The Moon White carbon fibre chassis won't appeal to everyone, but it's certainly distinctive. It's tough, too: Lenovo says the Yoga Slim 7i Carbon is "rigorously subjected to 9 military-grade tests", namely: altitude, high temperature, low temperature, temperature shock, humidity, sand and dust, vibration, shock and freeze-thaw. This laptop would certainly survive physically in a backpack without a protective sleeve, although you might want to use one in order to keep the chassis scratch-free.
The 13.3-inch screen makes for a small footprint of just 296.9mm wide by 208.55mm deep by 13.9-14.9mm. Lenovo says the weight starts at 966g (it weighed in on my kitchen scales at 978g), and it's a mystery why Lenovo has not made more of this: sub-1kg laptops remain a rarity.
The non-touch screen sits in what Lenovo calls 'micro-borders' (what's next -- 'nano-borders'?). The 3mm depth that Lenovo quotes only applies to the short edges; the upper long edge border is a little deeper -- I measured it at 4.5mm on the outer edges rising to 7mm in the centre to allow space both for the IR webcam and for an overhang that comes in handy when lifting the lid. The bottom bezel is deeper still at around 9mm. Still, the screen does sit neatly in its surround, and Lenovo quotes a 91% screen-to-body ratio (although we calculate it to be 82.9%).
The 16:10 aspect ratio is welcome, and the display's QHD (2,560 x 1,600, 227ppi) resolution means content looks crisp and clear. Outdoor working might be a problem though, as the maximum screen brightness is 300 nits. Unusually, the screen, which supports 100% of the sRGB gamut and 72% of NTSC, is matte rather than reflective.
The Harmon Kardon stereo speakers are on the average side: they can pump out a high volume, but distortion is audible in the upper reaches.
The keyboard is a comfortable typing platform, although the keys aren't particularly bouncy. The touchpad is responsive and a decent size.

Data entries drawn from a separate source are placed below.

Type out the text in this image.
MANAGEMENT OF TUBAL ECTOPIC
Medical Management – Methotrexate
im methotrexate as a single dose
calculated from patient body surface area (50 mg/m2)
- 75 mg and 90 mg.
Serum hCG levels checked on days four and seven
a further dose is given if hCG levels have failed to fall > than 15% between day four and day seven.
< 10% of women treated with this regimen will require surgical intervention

There are two USB-C Thunderbolt 4 ports, a further USB-C port that can be used for charging, plus a 3.5mm combo audio in/out jack. HDMI and USB-A connections would also have been helpful, as would a MicroSD card reader. The IR camera, which lacks a privacy cover, supports Windows Hello face authentication, but there's no fingerprint sensor.

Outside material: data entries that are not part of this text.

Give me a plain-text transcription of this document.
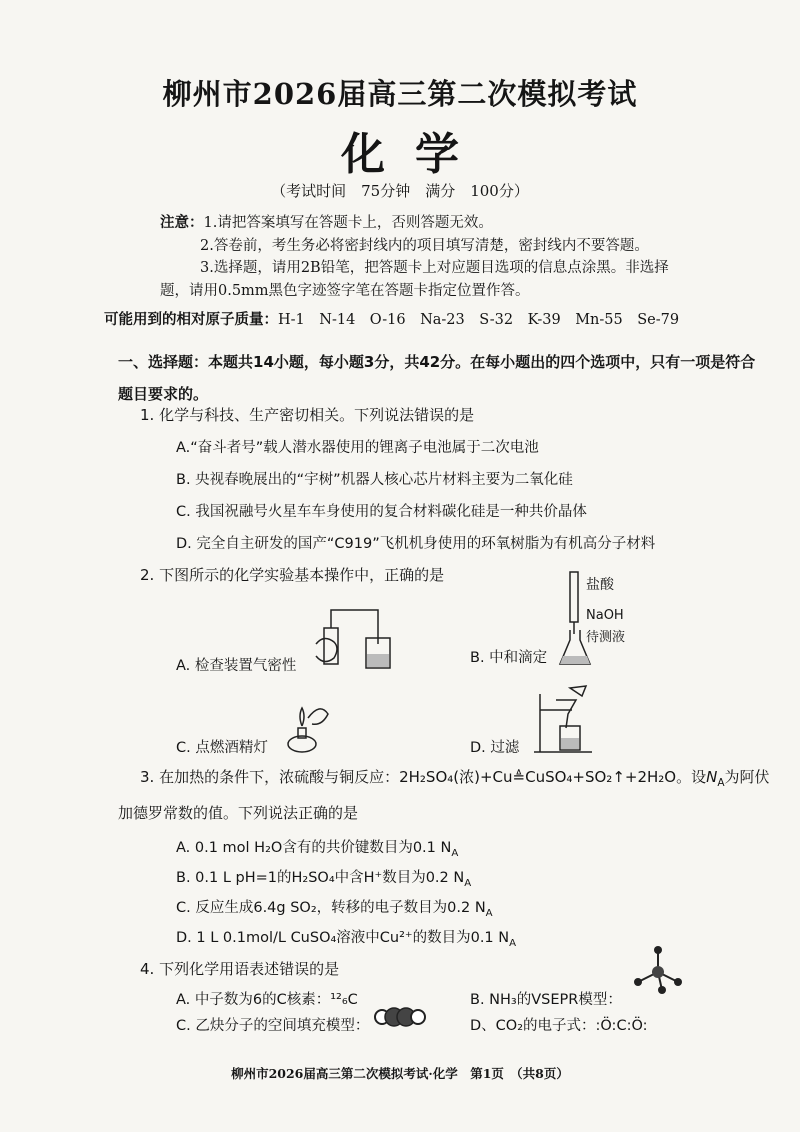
柳州市2026届高三第二次模拟考试
化学
（考试时间　75分钟　满分　100分）
注意：1.请把答案填写在答题卡上，否则答题无效。
2.答卷前，考生务必将密封线内的项目填写清楚，密封线内不要答题。
3.选择题，请用2B铅笔，把答题卡上对应题目选项的信息点涂黑。非选择
题，请用0.5mm黑色字迹签字笔在答题卡指定位置作答。
可能用到的相对原子质量：H-1　N-14　O-16　Na-23　S-32　K-39　Mn-55　Se-79
一、选择题：本题共14小题，每小题3分，共42分。在每小题出的四个选项中，只有一项是符合题目要求的。
1. 化学与科技、生产密切相关。下列说法错误的是
A.“奋斗者号”载人潜水器使用的锂离子电池属于二次电池
B. 央视春晚展出的“宇树”机器人核心芯片材料主要为二氧化硅
C. 我国祝融号火星车车身使用的复合材料碳化硅是一种共价晶体
D. 完全自主研发的国产“C919”飞机机身使用的环氧树脂为有机高分子材料
2. 下图所示的化学实验基本操作中，正确的是
A. 检查装置气密性	B. 中和滴定
盐酸
NaOH
待测液
C. 点燃酒精灯	D. 过滤
3. 在加热的条件下，浓硫酸与铜反应：2H₂SO₄(浓)+Cu≜CuSO₄+SO₂↑+2H₂O。设$N_A$为阿伏
加德罗常数的值。下列说法正确的是
A. 0.1 mol H₂O含有的共价键数目为0.1 $N_A$
B. 0.1 L pH=1的H₂SO₄中含H⁺数目为0.2 $N_A$
C. 反应生成6.4g SO₂，转移的电子数目为0.2 $N_A$
D. 1 L 0.1mol/L CuSO₄溶液中Cu²⁺的数目为0.1 $N_A$
4. 下列化学用语表述错误的是
A. 中子数为6的C核素：¹²₆C	B. NH₃的VSEPR模型：
C. 乙炔分子的空间填充模型：	D、CO₂的电子式：:Ö:C:Ö:
柳州市2026届高三第二次模拟考试·化学　第1页　（共8页）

Battery life left me somewhat nonplussed with the battery falling to 54% from a full charge after three hours of mainstream productivity use. That extrapolates to around 6.5 hours in total, which falls way short of Lenovo's claim of 13-15 hours.

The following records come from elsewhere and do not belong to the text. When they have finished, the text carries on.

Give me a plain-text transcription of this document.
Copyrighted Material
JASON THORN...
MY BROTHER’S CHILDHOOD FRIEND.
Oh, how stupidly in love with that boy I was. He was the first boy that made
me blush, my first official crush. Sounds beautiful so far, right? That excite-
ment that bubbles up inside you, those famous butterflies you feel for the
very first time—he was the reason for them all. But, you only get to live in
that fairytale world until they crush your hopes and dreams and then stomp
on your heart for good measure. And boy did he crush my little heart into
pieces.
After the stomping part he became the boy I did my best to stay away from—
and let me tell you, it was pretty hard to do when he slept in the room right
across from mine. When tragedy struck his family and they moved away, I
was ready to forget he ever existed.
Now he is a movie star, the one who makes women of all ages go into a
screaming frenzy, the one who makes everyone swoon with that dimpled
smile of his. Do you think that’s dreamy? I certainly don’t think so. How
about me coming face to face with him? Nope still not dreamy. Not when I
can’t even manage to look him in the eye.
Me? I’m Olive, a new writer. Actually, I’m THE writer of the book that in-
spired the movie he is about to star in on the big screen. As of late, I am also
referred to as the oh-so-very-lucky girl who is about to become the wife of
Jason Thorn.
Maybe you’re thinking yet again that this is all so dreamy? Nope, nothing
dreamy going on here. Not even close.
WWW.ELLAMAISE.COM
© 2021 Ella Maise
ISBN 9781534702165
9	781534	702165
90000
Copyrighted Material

Fortunately, fast charging with the 65W adapter is supported. This delivered a boost from 32% to 71% during a 45-minute charge. Still, for all its portability, this probably isn't the laptop to pick if you need all-day usage away from a mains power source.
Although it lacks a fingerprint sensor and offers mediocre battery life in its Core i7/16GB configuration, Lenovo's Yoga Slim 7i Carbon is a serviceable, lightweight and distinctive-looking 13-inch laptop.